Anderson Torres chega a Brasília neste sábado; STF ordenou prisão de ex-ministro
Ao deixar ministério, ele foi nomeado secretário de Segurança do DF; Torres viajou para os EUA um dia antes dos atos de vandalismo
Brasília|Do R7, em Brasília

O ex-secretário de Segurança Pública do Distrito Federal Anderson Torres deve desembarcar no aeroporto de Brasília por volta das 6h30 deste sábado (13), vindo dos Estados Unidos. Torres teve a prisão decretada pelo Supremo Tribunal Federal por omissão nos atos de vandalismo que terminaram com a depredação das sedes dos três poderes da República, em Brasília, no último dia 8.
Ex-ministro da Justiça do presidente Jair Bolsonaro, Torres havia sido nomeado secretário de Segurança pelo governador do DF, Ibaneis Rocha, no último dia 5. Dois dias depois, na véspera dos ataques aos prédios dos três poderes, viajou para a Flórida, nos Estados Unidos, de férias. No mesmo dia dos ataques, Ibaneis anunciou a exoneração dele, publicada no dia 9 no Diário Oficial do DF.

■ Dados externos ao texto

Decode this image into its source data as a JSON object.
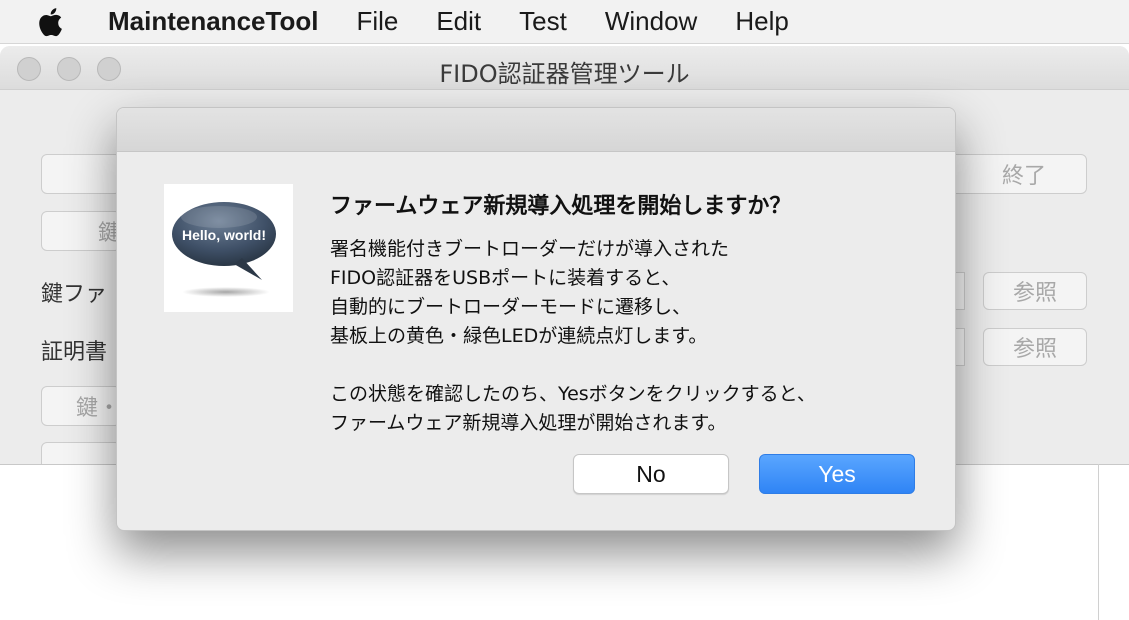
{
  "menubar": {
    "apple_icon": "apple-logo",
    "app_name": "MaintenanceTool",
    "items": [
      "File",
      "Edit",
      "Test",
      "Window",
      "Help"
    ]
  },
  "window": {
    "title": "FIDO認証器管理ツール",
    "quit_button": "終了",
    "key_button_partial": "鍵",
    "key_file_label_partial": "鍵ファ",
    "cert_label_partial": "証明書",
    "browse_button_1": "参照",
    "browse_button_2": "参照",
    "key_cert_button_partial": "鍵・"
  },
  "dialog": {
    "icon_text": "Hello, world!",
    "title": "ファームウェア新規導入処理を開始しますか？",
    "lines": [
      "署名機能付きブートローダーだけが導入された",
      "FIDO認証器をUSBポートに装着すると、",
      "自動的にブートローダーモードに遷移し、",
      "基板上の黄色・緑色LEDが連続点灯します。",
      "",
      "この状態を確認したのち、Yesボタンをクリックすると、",
      "ファームウェア新規導入処理が開始されます。"
    ],
    "no_button": "No",
    "yes_button": "Yes",
    "accent_color": "#3b8cf7"
  }
}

Vídeos que começaram a circular nas redes sociais no final da noite dessa sexta-feira (13) mostravam o ex-secretário escoltado por policiais americanos no Aeroporto de Miami, embarcando para o Brasil.

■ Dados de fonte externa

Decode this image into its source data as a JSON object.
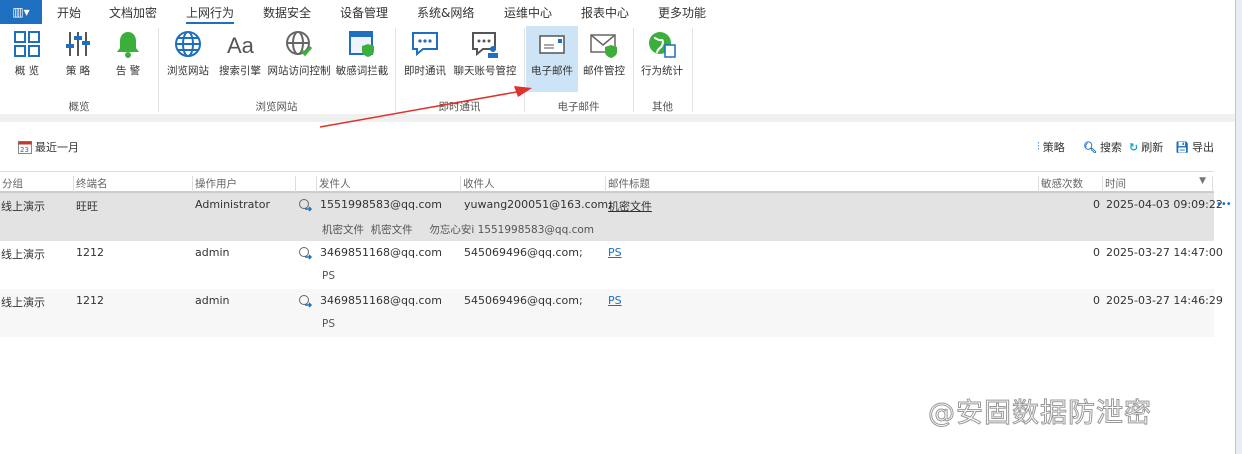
{
  "menubar": {
    "items": [
      "开始",
      "文档加密",
      "上网行为",
      "数据安全",
      "设备管理",
      "系统&网络",
      "运维中心",
      "报表中心",
      "更多功能"
    ],
    "active": "上网行为"
  },
  "ribbon": {
    "buttons": [
      {
        "label": "概 览",
        "icon": "grid-icon"
      },
      {
        "label": "策 略",
        "icon": "sliders-icon"
      },
      {
        "label": "告 警",
        "icon": "bell-icon"
      },
      {
        "label": "浏览网站",
        "icon": "globe-icon"
      },
      {
        "label": "搜索引擎",
        "icon": "font-aa-icon"
      },
      {
        "label": "网站访问控制",
        "icon": "globe-check-icon"
      },
      {
        "label": "敏感词拦截",
        "icon": "webpage-shield-icon"
      },
      {
        "label": "即时通讯",
        "icon": "chat-icon"
      },
      {
        "label": "聊天账号管控",
        "icon": "chat-user-icon"
      },
      {
        "label": "电子邮件",
        "icon": "envelope-icon"
      },
      {
        "label": "邮件管控",
        "icon": "envelope-shield-icon"
      },
      {
        "label": "行为统计",
        "icon": "globe-chart-icon"
      }
    ],
    "groups": [
      "概览",
      "浏览网站",
      "即时通讯",
      "电子邮件",
      "其他"
    ],
    "selected": "电子邮件"
  },
  "toolbar": {
    "date_range": "最近一月",
    "policy": "策略",
    "search": "搜索",
    "refresh": "刷新",
    "export": "导出"
  },
  "table": {
    "headers": [
      "分组",
      "终端名",
      "操作用户",
      "发件人",
      "收件人",
      "邮件标题",
      "敏感次数",
      "时间"
    ],
    "rows": [
      {
        "group": "线上演示",
        "terminal": "旺旺",
        "user": "Administrator",
        "sender": "1551998583@qq.com",
        "receiver": "yuwang200051@163.com;",
        "subject": "机密文件",
        "count": "0",
        "time": "2025-04-03 09:09:22",
        "detail": "机密文件  机密文件     勿忘心安i 1551998583@qq.com",
        "selected": true
      },
      {
        "group": "线上演示",
        "terminal": "1212",
        "user": "admin",
        "sender": "3469851168@qq.com",
        "receiver": "545069496@qq.com;",
        "subject": "PS",
        "count": "0",
        "time": "2025-03-27 14:47:00",
        "detail": "PS"
      },
      {
        "group": "线上演示",
        "terminal": "1212",
        "user": "admin",
        "sender": "3469851168@qq.com",
        "receiver": "545069496@qq.com;",
        "subject": "PS",
        "count": "0",
        "time": "2025-03-27 14:46:29",
        "detail": "PS"
      }
    ],
    "more": "•••"
  },
  "watermark": "@安固数据防泄密",
  "colors": {
    "accent": "#1e6fbf",
    "selected_row": "#e3e3e3",
    "arrow": "#e0322a"
  }
}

Ibaneis afirmou ao R7 que Torres embarcou antes das férias e sem avisá-lo. Oficialmente, contudo, as férias do ex-secretário começariam apenas na segunda-feira (9).

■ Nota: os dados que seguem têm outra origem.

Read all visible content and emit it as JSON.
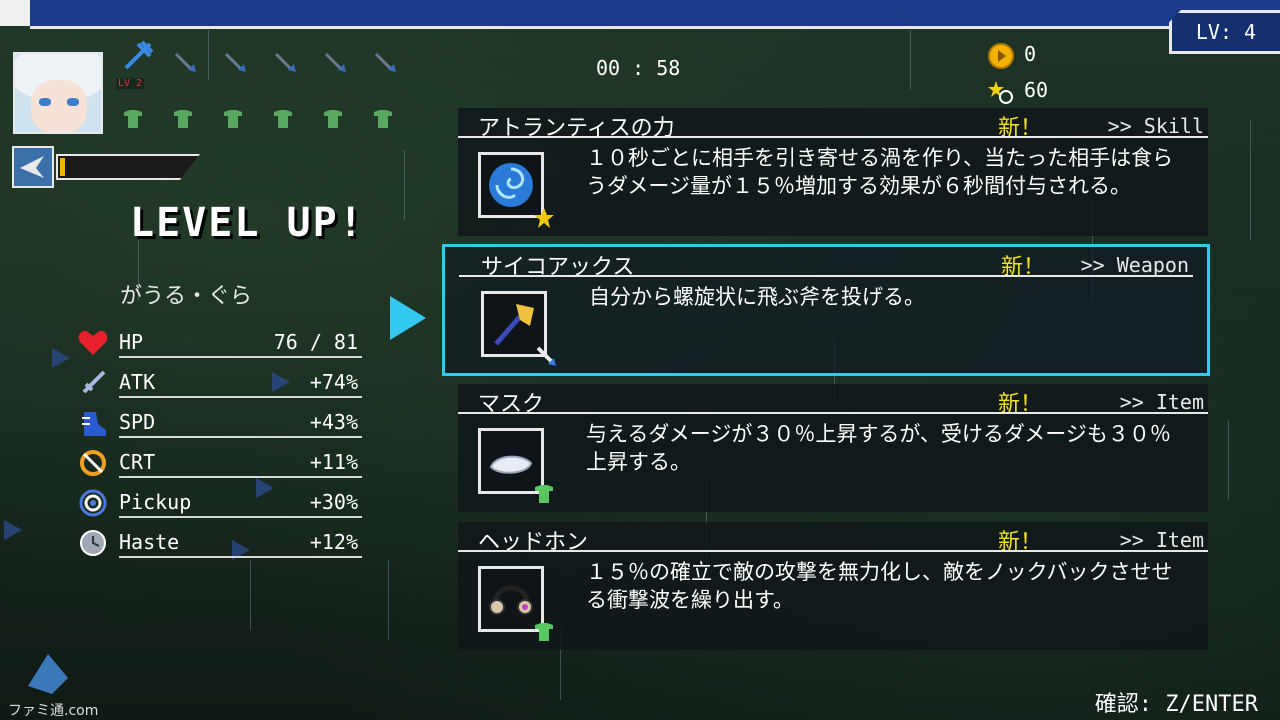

As cenas de vandalismo levaram à intervenção do governo federal na área de segurança pública do DF e ao afastamento do governador do cargo por decisão do ministro Alexandre de Moraes, do Supremo Tribunal Federal (STF).
O interventor federal no DF, Ricardo Cappelli, também havia dito que o ex-secretário não estava oficialmente autorizado a se ausentar. O ministro da Justiça, Flávio Dino, afirmou que pediria a extradição de Torres caso ele não voltasse ao Brasil até segunda-feira (16) (veja vídeo abaixo).
Na última terça (12), Anderson Torres afirmou que voltaria ao Brasil para se apresentar à Justiça e cuidar da sua defesa (confira abaixo a publicação nas redes sociais).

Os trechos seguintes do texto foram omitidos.